The zero-interest convertible senior notes, maturing March 1, 2030, were sold privately to qualified institutional buyers under Rule 144A of the Securities Act. After deducting purchasers’ discounts and commissions, MARA netted approximately $980 million from the sale.

The company has outlined specific plans for the proceeds, allocating $199 million to repurchase $212 million of its existing 2026 convertible notes through private negotiations. The remaining funds will be used to acquire additional bitcoin and support general corporate purposes, including working capital, strategic acquisitions, asset expansion, and debt repayment.

These senior notes come with distinct features. While they won’t bear regular interest or accrete in principal amount, MARA may pay special interest semi-annually, beginning March 1, 2025, if it fails to meet reporting obligations or under specific circumstances.

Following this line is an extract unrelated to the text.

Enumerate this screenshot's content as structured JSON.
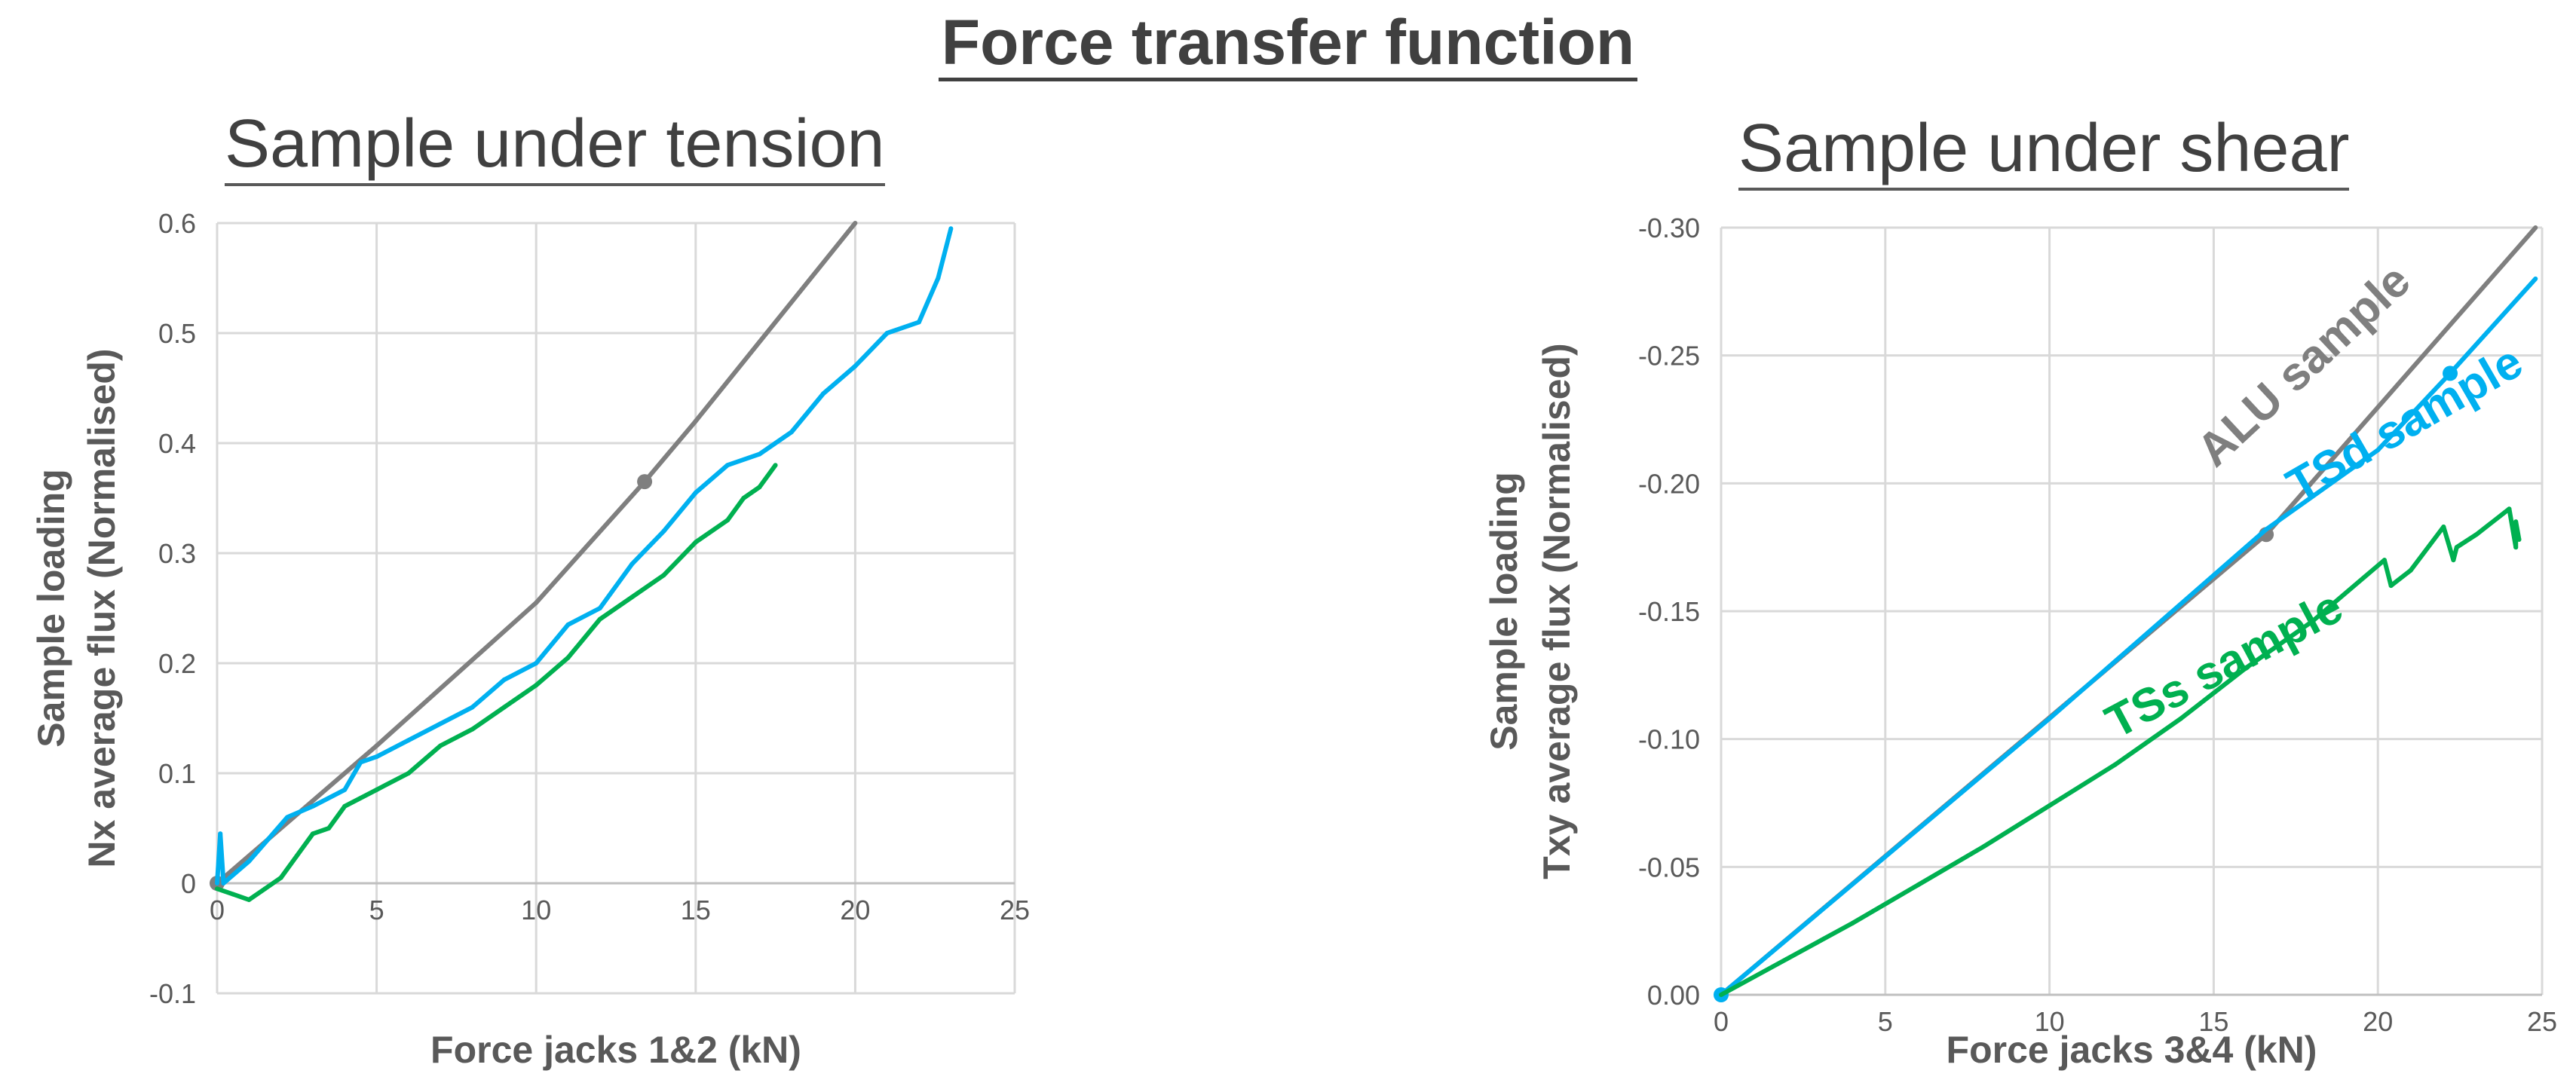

The company maintains the right to redeem the notes after March 5, 2028, at 100% of principal value, provided MARA’s stock price stays at least 130% above the conversion price for a specified period and minimum outstanding notes of $75 million remain.

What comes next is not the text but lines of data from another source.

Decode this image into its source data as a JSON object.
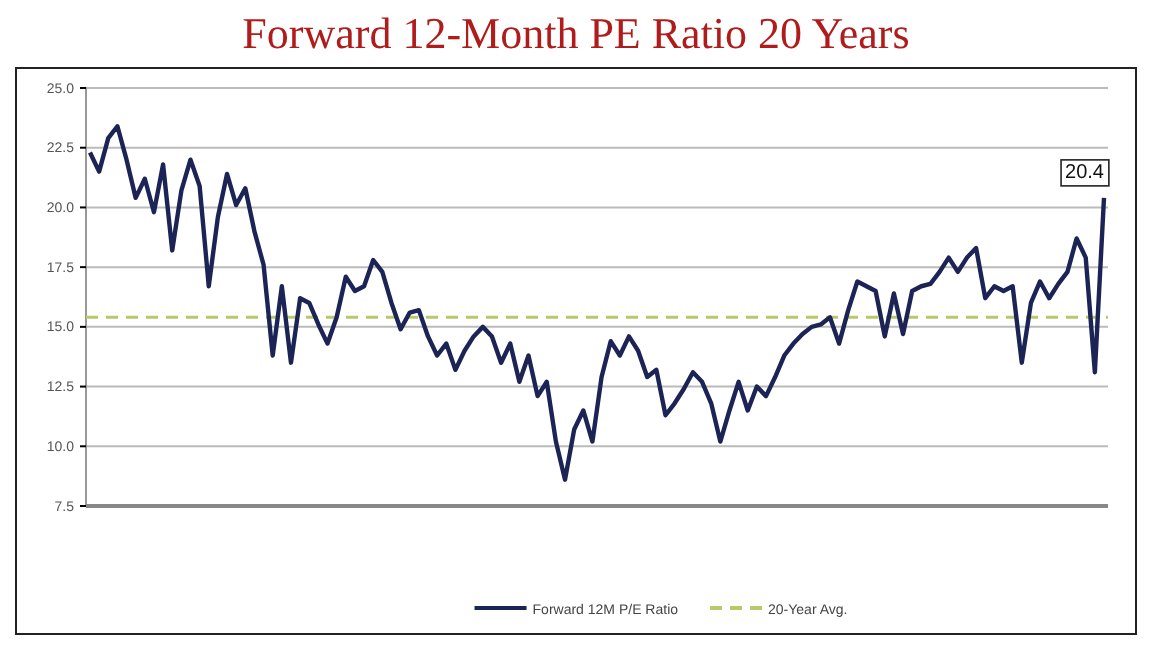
{
  "chart_data": {
    "type": "line",
    "title": "Forward 12-Month PE Ratio 20 Years",
    "categories": [
      null,
      null,
      null,
      null,
      null,
      null,
      null,
      null,
      null,
      null,
      null,
      null,
      null,
      null,
      null,
      null,
      null,
      null,
      null,
      null,
      null,
      null,
      null,
      null,
      null,
      null,
      null,
      null,
      null,
      null,
      null,
      null,
      null,
      null,
      null,
      null,
      null,
      null,
      null,
      null,
      null,
      null,
      null,
      null,
      null,
      null,
      null,
      null,
      null,
      null,
      null,
      null,
      null,
      null,
      null,
      null,
      null,
      null,
      null,
      null,
      null,
      null,
      null,
      null,
      null,
      null,
      null,
      null,
      null,
      null,
      null,
      null,
      null,
      null,
      null,
      null,
      null,
      null,
      null,
      null,
      null,
      null,
      null,
      null,
      null,
      null,
      null,
      null,
      null,
      null,
      null,
      null,
      null,
      null,
      null,
      null,
      null,
      null,
      null,
      null,
      null,
      null,
      null,
      null,
      null,
      null,
      null,
      null,
      null,
      null,
      null,
      null
    ],
    "series": [
      {
        "name": "Forward 12M P/E Ratio",
        "color": "#1c2456",
        "values": [
          22.3,
          21.5,
          22.9,
          23.4,
          22.0,
          20.4,
          21.2,
          19.8,
          21.8,
          18.2,
          20.7,
          22.0,
          20.9,
          16.7,
          19.6,
          21.4,
          20.1,
          20.8,
          19.0,
          17.6,
          13.8,
          16.7,
          13.5,
          16.2,
          16.0,
          15.1,
          14.3,
          15.4,
          17.1,
          16.5,
          16.7,
          17.8,
          17.3,
          16.0,
          14.9,
          15.6,
          15.7,
          14.6,
          13.8,
          14.3,
          13.2,
          14.0,
          14.6,
          15.0,
          14.6,
          13.5,
          14.3,
          12.7,
          13.8,
          12.1,
          12.7,
          10.2,
          8.6,
          10.7,
          11.5,
          10.2,
          12.9,
          14.4,
          13.8,
          14.6,
          14.0,
          12.9,
          13.2,
          11.3,
          11.8,
          12.4,
          13.1,
          12.7,
          11.8,
          10.2,
          11.5,
          12.7,
          11.5,
          12.5,
          12.1,
          12.9,
          13.8,
          14.3,
          14.7,
          15.0,
          15.1,
          15.4,
          14.3,
          15.7,
          16.9,
          16.7,
          16.5,
          14.6,
          16.4,
          14.7,
          16.5,
          16.7,
          16.8,
          17.3,
          17.9,
          17.3,
          17.9,
          18.3,
          16.2,
          16.7,
          16.5,
          16.7,
          13.5,
          16.0,
          16.9,
          16.2,
          16.8,
          17.3,
          18.7,
          17.9,
          13.1,
          20.4
        ],
        "value_labels": [
          null,
          null,
          null,
          null,
          null,
          null,
          null,
          null,
          null,
          null,
          null,
          null,
          null,
          null,
          null,
          null,
          null,
          null,
          null,
          null,
          null,
          null,
          null,
          null,
          null,
          null,
          null,
          null,
          null,
          null,
          null,
          null,
          null,
          null,
          null,
          null,
          null,
          null,
          null,
          null,
          null,
          null,
          null,
          null,
          null,
          null,
          null,
          null,
          null,
          null,
          null,
          null,
          null,
          null,
          null,
          null,
          null,
          null,
          null,
          null,
          null,
          null,
          null,
          null,
          null,
          null,
          null,
          null,
          null,
          null,
          null,
          null,
          null,
          null,
          null,
          null,
          null,
          null,
          null,
          null,
          null,
          null,
          null,
          null,
          null,
          null,
          null,
          null,
          null,
          null,
          null,
          null,
          null,
          null,
          null,
          null,
          null,
          null,
          null,
          null,
          null,
          null,
          null,
          null,
          null,
          null,
          null,
          null,
          null,
          null,
          null,
          "20.4"
        ]
      }
    ],
    "ylim": [
      7.5,
      25
    ],
    "yticks": [
      {
        "value": 7.5,
        "label": "7.5"
      },
      {
        "value": 10,
        "label": "10.0"
      },
      {
        "value": 12.5,
        "label": "12.5"
      },
      {
        "value": 15,
        "label": "15.0"
      },
      {
        "value": 17.5,
        "label": "17.5"
      },
      {
        "value": 20,
        "label": "20.0"
      },
      {
        "value": 22.5,
        "label": "22.5"
      },
      {
        "value": 25,
        "label": "25.0"
      }
    ],
    "ref_lines": [
      {
        "axis": "y",
        "value": 15.4,
        "label": "20-Year Avg.",
        "color": "#b8c96a",
        "line_style": "dashed"
      }
    ],
    "grid": "y",
    "legend": "bottom",
    "tick_labels": "y",
    "marker": "none",
    "line_style": "solid"
  }
}
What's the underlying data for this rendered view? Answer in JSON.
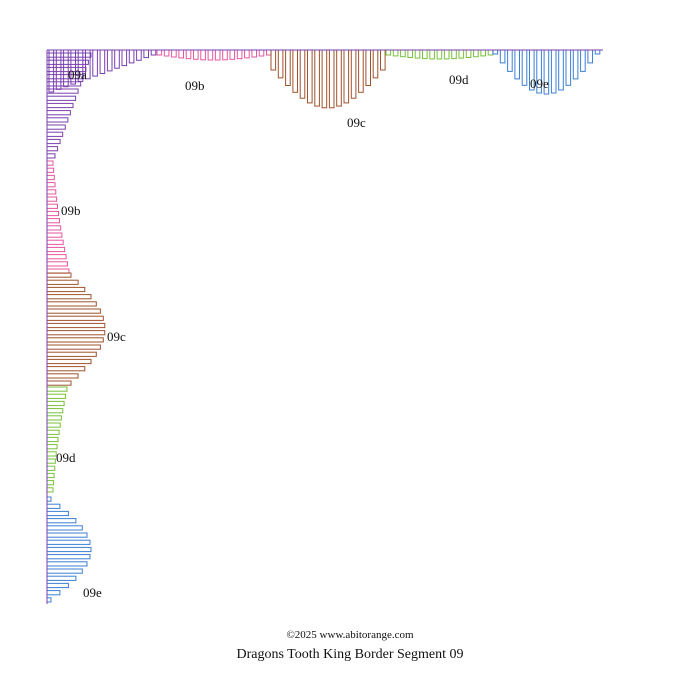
{
  "title": "Dragons Tooth King Border Segment 09",
  "copyright": "©2025 www.abitorange.com",
  "colors": {
    "09a": "#7b3fb0",
    "09b": "#e8559f",
    "09c": "#a0522d",
    "09d": "#77c13a",
    "09e": "#3b7fd6"
  },
  "segments": [
    {
      "id": "09a",
      "label": "09a"
    },
    {
      "id": "09b",
      "label": "09b"
    },
    {
      "id": "09c",
      "label": "09c"
    },
    {
      "id": "09d",
      "label": "09d"
    },
    {
      "id": "09e",
      "label": "09e"
    }
  ]
}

Noteholders have conversion options and protective provisions. They can require MARA to repurchase their notes on December 1, 2027, or upon fundamental company changes. The notes are convertible into cash, MARA common stock, or a combination at the company’s discretion. The initial conversion rate is 38.5902 shares per $1,000 of notes, setting the conversion price at $25.9133 per share – representing a 42.5% premium over MARA’s volume-weighted average price of $18.1848 on November 18.

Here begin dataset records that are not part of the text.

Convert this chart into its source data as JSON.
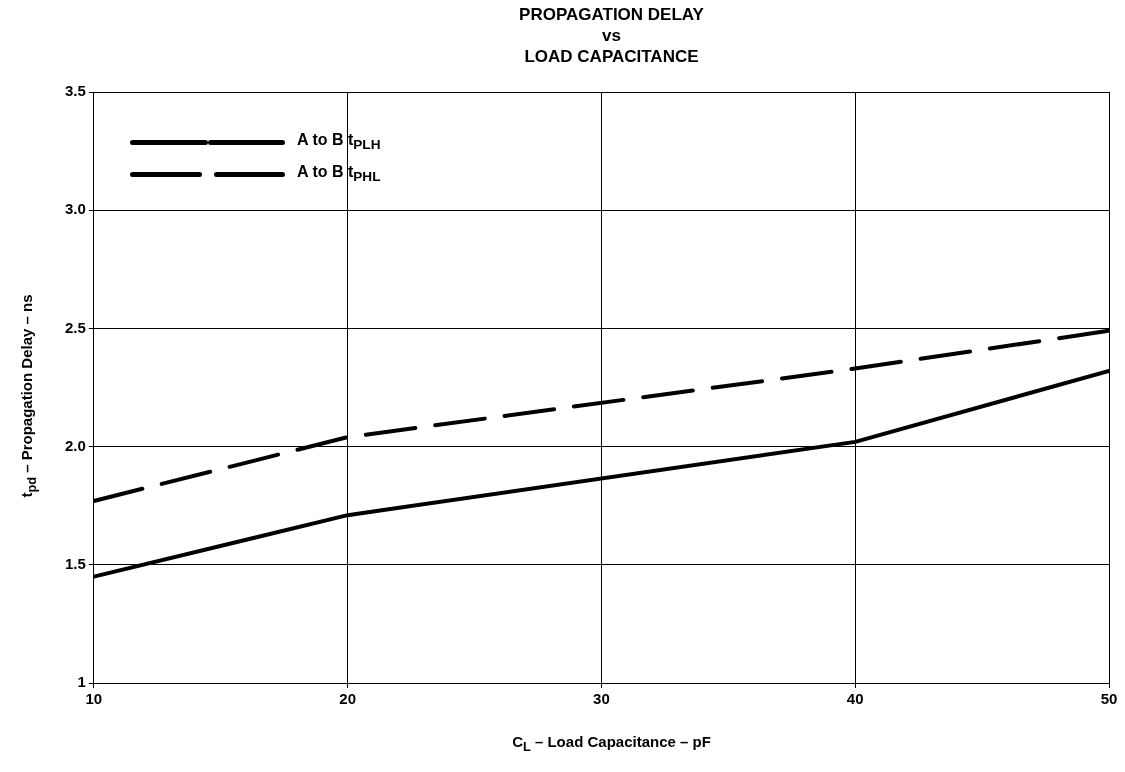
{
  "chart_data": {
    "type": "line",
    "title": "PROPAGATION DELAY\nvs\nLOAD CAPACITANCE",
    "xlabel": "C$_{L}$ – Load Capacitance – pF",
    "ylabel": "t$_{pd}$ – Propagation Delay – ns",
    "series": [
      {
        "name": "A to B t$_{PLH}$",
        "color": "#000000",
        "line_style": "solid",
        "x": [
          10,
          20,
          40,
          50
        ],
        "values": [
          1.45,
          1.71,
          2.02,
          2.32
        ]
      },
      {
        "name": "A to B t$_{PHL}$",
        "color": "#000000",
        "line_style": "dashed",
        "x": [
          10,
          20,
          40,
          50
        ],
        "values": [
          1.77,
          2.04,
          2.33,
          2.49
        ]
      }
    ],
    "xlim": [
      10,
      50
    ],
    "xticks": [
      10,
      20,
      30,
      40,
      50
    ],
    "ylim": [
      1,
      3.5
    ],
    "yticks": [
      1,
      {
        "value": 1.5,
        "label": "1.5"
      },
      {
        "value": 2,
        "label": "2.0"
      },
      {
        "value": 2.5,
        "label": "2.5"
      },
      {
        "value": 3,
        "label": "3.0"
      },
      {
        "value": 3.5,
        "label": "3.5"
      }
    ],
    "grid": true,
    "legend": "top left",
    "marker": "none"
  }
}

The transaction could significantly impact MARA’s stock trading patterns. The company warned that holders of the existing 2026 convertible notes who agree to the repurchase may need to adjust their hedge positions by purchasing MARA common stock or engaging in derivative transactions. This activity could substantially affect the stock’s market price, particularly given its historical trading volumes, and potentially influence the new notes’ effective conversion price.

The notes and any resulting common stock issuances haven’t been registered under the Securities Act or other jurisdictions’ securities laws, limiting their sale to qualified institutional buyers under exemption provisions.